Es bleibt bei der Kostenentscheidung des Landgerichts für die erste Instanz.

Von den Kosten des zweiten Rechtszuges tragen der Kläger 7 % und die Beklagten 93 %.

Das Urteil ist vorläufig vollstreckbar.

Gründe

I.

Der Kläger verlangt in dieser Instanz noch Erstattung außergerichtlicher Anwaltskosten aufgrund eines Verkehrsunfalls, der sich am 03.10.2005 mittags auf dem U-Weg in Q ereignet hat.

Die Gehwege des Q-Weges sind durch das Zeichen 239 "Fußgänger" gekennzeichnet und jeweils in Fahrtrichtigung rechts durch das Zusatzschild "Radfahrer frei" für den Fahrradverkehr freigegeben.

Der Kläger befuhr mit seinem Fahrrad den linken Gehweg. Auf der Fahrbahn kam aus der Gegenrichtung der Beklagte zu 1) mit einem Kleintransporter des Beklagten zu 2), der bei der Beklagten zu 3) haftpflichtversichert war. Als er nach rechts über einen abgesenkten Bordstein in eine Grundstückszufahrt einbog, stieß er mit dem Kläger zusammen. Dieser wurde bei dem Sturz verletzt.

Seine späteren Prozessbevollmächtigten wandten sich für ihn am 19.12.2005 an die Beklagte zu 3) und forderten sie auf, sich zum Grunde der Haftung zu erklären und 5.000,00 € als Schmerzensgeld zu zahlen. Das lehnte die Beklagte zu 3) unter dem 23.12.2005 ab.

Mit seiner Klage vom 08.10.2007 machte der Kläger durch seine Prozessbevollmächtigten seine materiellen und immateriellen Schaden klageweise auf der Grundlage einer Haftungsquote von 70 % geltend. Nach Beweisaufnahme gab das Landgericht der Klage im Wesentlichen statt, indem es die Haftungsquote bestätigte und dem Kläger das begehrte Schmerzensgeld zusprach, ferner auch den begehrten Ersatz des materiellen Schadens unter relativ geringfügigen Abzügen.

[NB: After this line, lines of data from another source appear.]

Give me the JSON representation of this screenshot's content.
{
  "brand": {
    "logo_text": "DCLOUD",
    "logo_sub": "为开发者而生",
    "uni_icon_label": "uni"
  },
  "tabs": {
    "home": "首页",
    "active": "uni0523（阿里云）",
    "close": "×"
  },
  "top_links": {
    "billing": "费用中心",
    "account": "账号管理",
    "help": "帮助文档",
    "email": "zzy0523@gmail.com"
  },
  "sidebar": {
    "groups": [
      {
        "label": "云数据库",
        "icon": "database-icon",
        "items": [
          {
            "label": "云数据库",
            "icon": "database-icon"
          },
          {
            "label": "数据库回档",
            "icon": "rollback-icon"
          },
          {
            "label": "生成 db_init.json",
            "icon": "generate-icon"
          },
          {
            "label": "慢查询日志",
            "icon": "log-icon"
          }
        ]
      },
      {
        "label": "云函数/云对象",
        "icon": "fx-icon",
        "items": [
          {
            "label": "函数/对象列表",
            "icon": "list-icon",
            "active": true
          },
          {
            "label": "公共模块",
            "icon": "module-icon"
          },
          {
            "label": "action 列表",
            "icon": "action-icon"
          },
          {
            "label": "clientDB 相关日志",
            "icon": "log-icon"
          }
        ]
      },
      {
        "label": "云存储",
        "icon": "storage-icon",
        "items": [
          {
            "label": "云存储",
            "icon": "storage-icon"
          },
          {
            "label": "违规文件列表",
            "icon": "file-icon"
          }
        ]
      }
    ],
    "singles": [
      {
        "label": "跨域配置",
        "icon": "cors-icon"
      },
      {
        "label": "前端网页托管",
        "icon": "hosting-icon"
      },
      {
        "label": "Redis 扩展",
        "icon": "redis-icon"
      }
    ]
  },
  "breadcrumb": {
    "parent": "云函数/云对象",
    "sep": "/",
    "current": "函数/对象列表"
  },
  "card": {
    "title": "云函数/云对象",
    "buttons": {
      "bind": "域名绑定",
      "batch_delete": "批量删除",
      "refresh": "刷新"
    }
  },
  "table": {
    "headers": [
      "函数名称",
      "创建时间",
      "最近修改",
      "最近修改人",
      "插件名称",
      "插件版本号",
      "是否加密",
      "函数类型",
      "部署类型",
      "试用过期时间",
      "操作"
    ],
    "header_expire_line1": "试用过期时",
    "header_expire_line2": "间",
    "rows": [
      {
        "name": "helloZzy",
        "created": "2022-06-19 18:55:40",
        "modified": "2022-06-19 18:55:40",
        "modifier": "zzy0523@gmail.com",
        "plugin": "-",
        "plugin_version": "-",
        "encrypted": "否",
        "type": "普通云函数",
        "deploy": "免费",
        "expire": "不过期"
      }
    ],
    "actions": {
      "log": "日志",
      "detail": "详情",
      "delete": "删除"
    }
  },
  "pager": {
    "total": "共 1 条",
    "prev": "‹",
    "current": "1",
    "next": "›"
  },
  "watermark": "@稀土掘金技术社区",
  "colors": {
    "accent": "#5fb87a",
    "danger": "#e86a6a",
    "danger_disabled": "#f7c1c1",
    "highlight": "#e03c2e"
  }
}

Neben den genannten Hauptforderungen hatte der Kläger auch auf der Grundlage eines Gegenstandwertes von 13.000,00 € den Ersatz angefallener Anwaltskosten geltend gemacht, und zwar eine Geschäftsgebühr gem. Nr. 24 VV-RVG a.F. nach dem 1,3fachen Satz zzgl. Post- und Telekommunikationspauschale und MwSt, zusammen 837,52 €.

Diese Schadensposition hat ihm das Landgericht komplett aberkannt mit der Begründung, der Kläger hätte im Interesse der Kostengeringhaltung seinem späteren Prozessbevollmächtigten sofort einen unbedingten Klageauftrag erteilen können und müssen, denn dann hätte das vorprozessuale Schreiben an den Haftpflichtversicherer der Vorbereitung der Klage gedient und deshalb gem. § 19 Abs. 1 Nr. 1 RVG bereits zum Rechtszug gehört mit der Folge, dass hierfür keine zusätzliche Gebühr angefallen wäre.

Mit der Berufung verfolgt der Kläger seinen Anspruch wegen dieser ihm aberkannten 837,52 € weiter.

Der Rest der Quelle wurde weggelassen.